Segundo consta nos anais da mitologia grega, herói era a denominação dada a seres poderosos que viviam em cavernas. Com o passar do tempo, evoluíram e passaram, então, a ser os mediadores entre os deuses e os homens; e, por fim, na época de Homero, foram-lhes atribuídas façanhas sobre-humanas. Dos heróis gregos que se amalgamavam em deuses, os super-heróis é uma versão moderna de homens se tornando semideuses.
Mas, como surgiram os super-heróis modernos? O oriente, não obstante ter produzido alguns heróis nacionais, como, por exemplo, os ninjas do Japão, o que é normal em qualquer etapa histórica e sociocultural, todavia, nunca produziu super-heróis. Só o ocidente possui certos elementos específicos para isso, e um deles é a cultura científica. É por isso que alguns desses super-heróis adquirem seus superpoderes por meio de tecnologias de ponta ou por meio de energias radioativas (raios gama), como o incrível Hulk, por exemplo, mostrando a sua inserção no mundo científico.

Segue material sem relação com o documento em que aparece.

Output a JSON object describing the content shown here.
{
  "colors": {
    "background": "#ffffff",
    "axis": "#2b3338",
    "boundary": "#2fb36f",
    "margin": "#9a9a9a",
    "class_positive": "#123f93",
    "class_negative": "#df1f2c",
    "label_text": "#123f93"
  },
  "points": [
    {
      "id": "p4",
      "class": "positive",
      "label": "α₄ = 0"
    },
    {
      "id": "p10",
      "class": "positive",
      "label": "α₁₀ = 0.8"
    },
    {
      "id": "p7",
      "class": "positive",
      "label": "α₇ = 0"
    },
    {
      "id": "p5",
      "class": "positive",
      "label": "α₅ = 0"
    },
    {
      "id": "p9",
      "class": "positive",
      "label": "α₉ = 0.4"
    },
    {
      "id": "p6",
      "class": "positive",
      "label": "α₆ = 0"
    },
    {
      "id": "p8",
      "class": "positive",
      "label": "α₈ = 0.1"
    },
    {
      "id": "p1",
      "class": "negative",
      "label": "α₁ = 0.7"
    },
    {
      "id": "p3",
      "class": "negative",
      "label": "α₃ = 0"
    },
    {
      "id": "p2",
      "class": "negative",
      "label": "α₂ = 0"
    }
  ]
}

Todo herói é social, pois está, de certo modo, a serviço da comunidade, que é quem o legitima como tal. Mas, em que contexto foram criados? Quais são as ideologias por trás desses seres superpotentes? É interessante notar que os super-heróis surgem dentro de um contexto específico como parte de um sistema e participante de uma geração. Vejamos:
Dentro de uma sociedade urbana
Os super-heróis nunca estão relacionados com a zona rural. Todos eles são urbanos de grandes capitais fictícias, como Gotam City, ou reais, como Nova York.
Dentro do sistema norte-americano
Os super-heróis também são, de certa forma, reprodutores dos valores capitalistas e, como a maioria esmagadora deles é de origem norte-americana, legitimam o modo americano de vida. Muitos heróis são milionários, como, por exemplo, o Batman e o Homem de ferro. Muito embora restrinjam seus feitos heróicos exclusivamente à nação americana, não deixam de refletir a ideologia religiosa do "destino manifesto", que coloca os EUA como responsáveis pela salvação do mundo.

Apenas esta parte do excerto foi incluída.